Member of the Provincial Assembly of Balochistan
- Incumbent
- Assumed office 28 February 2024
- Constituency: PB-24 Gwadar

Personal details
- Born: Balochistan, Pakistan
- Party: HTDB (2024-present)
- Other political affiliations: JIP (Present)

= Hidayat ur Rehman Baloch =

Pakistani politician

Maulana Hidayat Rahman Baloch is a Pakistani politician and social activist from Gwadar from Balochistan. He is currently serving as the president of Jamaat-e-Islami Balochistan chapter.
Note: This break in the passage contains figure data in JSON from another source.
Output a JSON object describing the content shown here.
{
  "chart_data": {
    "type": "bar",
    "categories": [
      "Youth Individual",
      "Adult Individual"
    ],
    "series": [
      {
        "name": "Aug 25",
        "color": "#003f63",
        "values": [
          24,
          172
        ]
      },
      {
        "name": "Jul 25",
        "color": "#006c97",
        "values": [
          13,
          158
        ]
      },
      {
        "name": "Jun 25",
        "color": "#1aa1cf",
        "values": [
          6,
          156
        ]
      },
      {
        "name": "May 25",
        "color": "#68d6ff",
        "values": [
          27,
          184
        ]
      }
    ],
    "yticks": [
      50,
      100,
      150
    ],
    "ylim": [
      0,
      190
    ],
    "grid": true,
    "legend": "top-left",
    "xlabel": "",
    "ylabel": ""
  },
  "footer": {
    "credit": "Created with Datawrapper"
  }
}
Baloch is also known for the Gwadar protest and for his leadership in the Haq Do Tehreek (HDT), a movement advocating for the rights of the people of Gwadar. He was elected to the Provincial Assembly of Balochistan from the Gwadar constituency in 2024.

==Early life==
Hidayat ur Rehman Baloch was born and grew up in Surbandan, a small coastal town in Gwadar District.

==Career==
In the 2024 election, Maulana Hidayat-ur-Rehman contested the Provincial Assembly of Balochistan seat PB-24 Gwadar. He won the election by securing 20,925 votes.
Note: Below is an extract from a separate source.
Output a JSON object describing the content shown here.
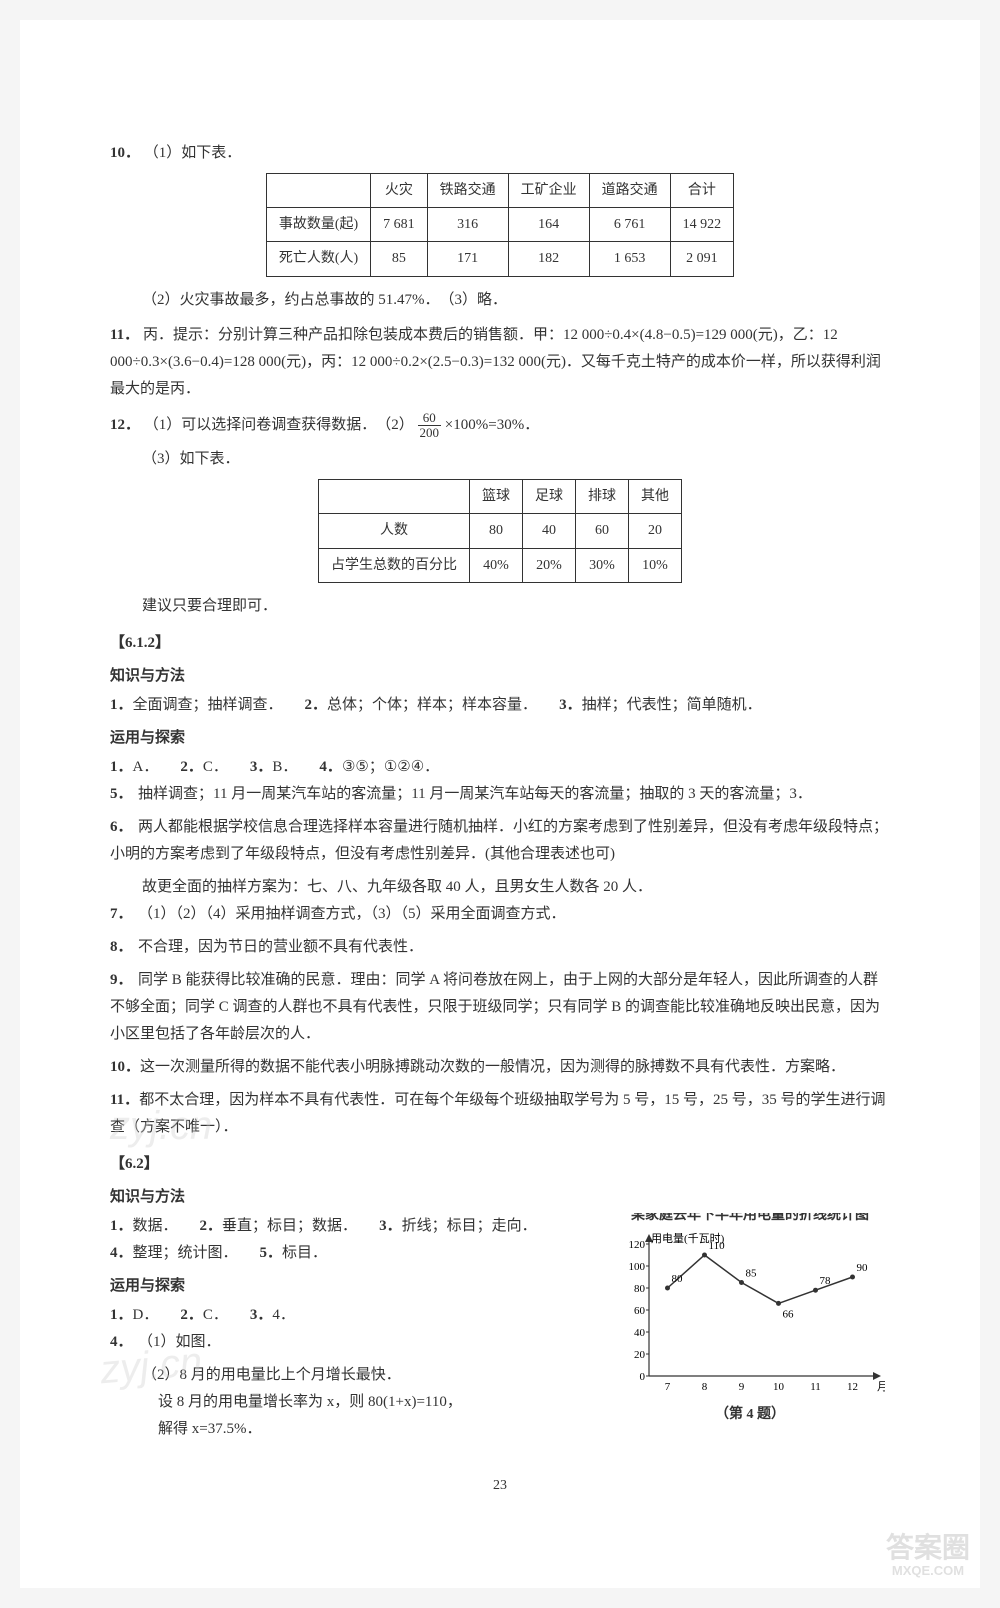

===Leadership in Haq Do Tehreek (HDT)===

As the head of Gwadar Rights Movement (GRM), also known as Haq Do Tehreek (HDT), Rehman has been vocal about important issues affecting the people of Gwadar. HDT is a protest against illegal fishing, trawling and unnecessary check posts. The movement's demands include a reduction in the number of check posts, facilitation of cross-border trade and a complete end to deep-sea fish trawling in the sea off Gwadar.

==Arrest and charges==
Maulana Hidayat-ur-Rehman was arrested outside a court in Gwadar on 13 January 2023. He was charged with the murder of a police constable Yasir, who was killed during the protest. Police alleged that Rehman incited people to throw stones at government vehicles in protest. Later, the anti-terrorism court handed him over to the crime branch police on a three-day physical remand.

The Supreme Court of Pakistan ordered the release of Maulana Hidayatur Rehman on 18 May 2023. He was released on bail on two sureties of Rs 0.3 million.
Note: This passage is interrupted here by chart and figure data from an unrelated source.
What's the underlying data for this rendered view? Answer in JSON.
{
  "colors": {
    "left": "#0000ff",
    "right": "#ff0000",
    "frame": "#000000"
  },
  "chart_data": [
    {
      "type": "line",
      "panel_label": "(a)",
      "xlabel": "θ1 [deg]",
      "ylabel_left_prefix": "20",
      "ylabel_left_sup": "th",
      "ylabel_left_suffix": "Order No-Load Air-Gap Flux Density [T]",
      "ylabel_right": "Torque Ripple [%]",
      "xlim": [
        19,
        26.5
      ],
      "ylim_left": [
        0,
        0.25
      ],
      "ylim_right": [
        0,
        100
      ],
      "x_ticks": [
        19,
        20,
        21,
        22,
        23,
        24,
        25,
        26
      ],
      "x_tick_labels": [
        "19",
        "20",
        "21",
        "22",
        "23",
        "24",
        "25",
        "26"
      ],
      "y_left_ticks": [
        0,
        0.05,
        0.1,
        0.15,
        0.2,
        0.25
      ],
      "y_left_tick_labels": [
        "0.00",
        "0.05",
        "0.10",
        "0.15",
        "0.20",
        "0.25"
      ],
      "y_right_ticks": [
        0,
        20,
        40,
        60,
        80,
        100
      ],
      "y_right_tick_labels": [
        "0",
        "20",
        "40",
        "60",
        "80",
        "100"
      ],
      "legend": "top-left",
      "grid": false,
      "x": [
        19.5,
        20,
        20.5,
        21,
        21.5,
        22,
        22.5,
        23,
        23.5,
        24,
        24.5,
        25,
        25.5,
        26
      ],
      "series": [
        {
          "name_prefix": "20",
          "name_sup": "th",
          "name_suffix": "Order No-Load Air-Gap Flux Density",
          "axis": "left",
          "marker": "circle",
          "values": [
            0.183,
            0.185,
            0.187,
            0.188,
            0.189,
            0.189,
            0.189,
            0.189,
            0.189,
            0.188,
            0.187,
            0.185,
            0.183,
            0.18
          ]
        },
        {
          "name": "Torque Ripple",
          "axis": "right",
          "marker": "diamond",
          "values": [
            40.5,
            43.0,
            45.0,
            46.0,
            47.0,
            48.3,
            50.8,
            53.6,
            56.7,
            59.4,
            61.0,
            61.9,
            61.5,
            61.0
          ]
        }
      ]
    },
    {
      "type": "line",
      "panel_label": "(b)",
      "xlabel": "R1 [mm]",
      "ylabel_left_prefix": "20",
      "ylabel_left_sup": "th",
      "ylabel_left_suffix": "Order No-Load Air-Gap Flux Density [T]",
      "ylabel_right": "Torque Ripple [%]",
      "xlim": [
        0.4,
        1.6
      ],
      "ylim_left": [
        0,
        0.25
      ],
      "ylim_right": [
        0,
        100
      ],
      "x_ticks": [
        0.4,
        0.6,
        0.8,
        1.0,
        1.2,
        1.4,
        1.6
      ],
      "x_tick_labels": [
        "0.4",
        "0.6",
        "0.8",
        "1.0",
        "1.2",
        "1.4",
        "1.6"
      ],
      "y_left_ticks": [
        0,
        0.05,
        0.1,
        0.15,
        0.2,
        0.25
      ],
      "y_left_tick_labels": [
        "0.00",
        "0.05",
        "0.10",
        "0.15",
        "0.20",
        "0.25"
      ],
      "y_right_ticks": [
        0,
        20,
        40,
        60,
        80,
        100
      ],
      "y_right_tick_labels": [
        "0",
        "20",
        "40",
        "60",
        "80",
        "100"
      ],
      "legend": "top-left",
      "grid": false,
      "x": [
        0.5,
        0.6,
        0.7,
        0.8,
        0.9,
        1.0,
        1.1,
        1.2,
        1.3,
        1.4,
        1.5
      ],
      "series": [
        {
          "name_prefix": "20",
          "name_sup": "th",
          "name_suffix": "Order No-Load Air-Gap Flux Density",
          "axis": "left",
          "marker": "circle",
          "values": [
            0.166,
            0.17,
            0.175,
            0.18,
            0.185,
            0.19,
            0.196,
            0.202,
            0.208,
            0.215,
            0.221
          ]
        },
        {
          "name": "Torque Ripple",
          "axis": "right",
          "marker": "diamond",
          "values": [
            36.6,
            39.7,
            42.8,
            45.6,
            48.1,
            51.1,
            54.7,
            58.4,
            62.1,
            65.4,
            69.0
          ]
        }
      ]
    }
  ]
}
==Advocacy for the Baloch people==
Maulana Hidayatur Rehman has held the Sardars (chiefs) of Balochistan and their guardians are equally responsible for the deprivations of the people of the province. They are demanding education, clean drinking water and health facilities for the local people of Gwadar. He has also expressed concern over corruption and unfair distribution of resources in the province.